USADA to Detail Doping Case Against Armstrong

The United States Anti-Doping Agency is expected to release extensive details of its doping case against seven-time Tour de France champion Lance Armstrong who was stripped of all his titles, and banned for life. The doping case is expected to include witness testimony from some of the former close friends and teammates of the cyclist.

USADA ordered the results from 14 years of the cyclist’s career to be erased, including his seven Tour de France titles. The agency is planning within a few days to send a detailed report about its reasoned decision” to the governing body of cycling, the International Cycling Union (UCI).

The anti-doping agency claims that it had ten former teammates of Lance Armstrong to testify against him before Armstrong chose not to take his case to an arbitration hearing and the list is expected to include Floyd Landis and Tyler Hamilton and even witness testimony from George Hincapie who was the only rider to be at the side of Armstrong for each of his Tour France victories. Considered one of the most respected American cyclists in recent history, Hincapie, has not tested positive for doping and has never said he has doped but he recently broke his silence and admitted he cheated.

Under the World Anti-Doping Code, the USADA is required to send its evidence against Armstrong to International Cycling Union and the World Anti-Doping Agency and these agencies have the right to appeal the decision to the Court of Arbitration for Sport. The UCI has 21 days to appeal once it receives the file and WADA has 21 days to appeal once the cycling union announces its intentions. WADA general director David Howman said that the agency has got no problem with the process they have followed and there is a need to follow patience and be quiet until the decision comes to hand.

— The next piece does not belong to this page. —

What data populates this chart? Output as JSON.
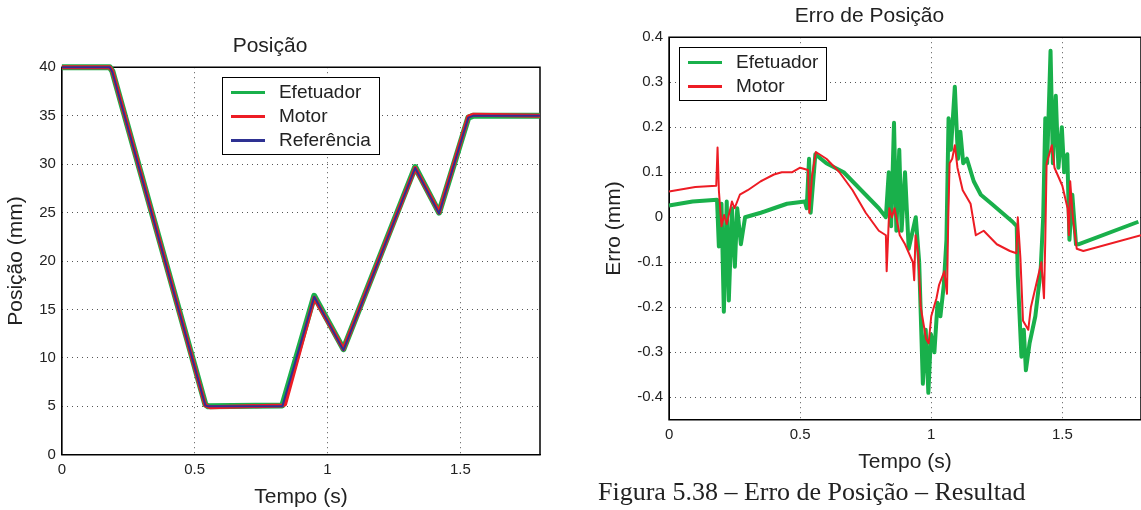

Timothy J. Herman, one of Armstrong’s lawyers, termed the case against his client a farce and said the anti-doping agency now pretends to issue its own ‘reasoned decision,’ even though there was no judge, no jury, and no hearing. Herman accused the agency of “still trying to create evidence and put it in the file now,” long after it supposedly had an airtight case. Lawyers of the cyclist said USADA should send UCI its entire case file, not just a streamlined report packaged to support its decision.

Armstrong has continued to compete in triathlons that are not sanctioned by USA Triathlon, the sport’s governing body, which follows the WADA code and won the SuperFrog Triathlon in California last month and competed in the Revolution3 Half-Full Triathlon in Maryland, racing with a group of about 50 fellow cancer survivors.

It is believed that the riders who provided testimony include several top American cyclists of the generation of Armstrong like Levi Leipheimer, Christian Vande Velde, and Dave Zabriskie. One of Armstrong’s former lieutenants on the United States Postal Service team, Tyler Hamilton, has revealed some particulars about Armstrong and doping in his book, “The Secret Race,” which was published last month in which he accused Armstrong, team management and team staff of encouraging the use of performance enhancing drugs.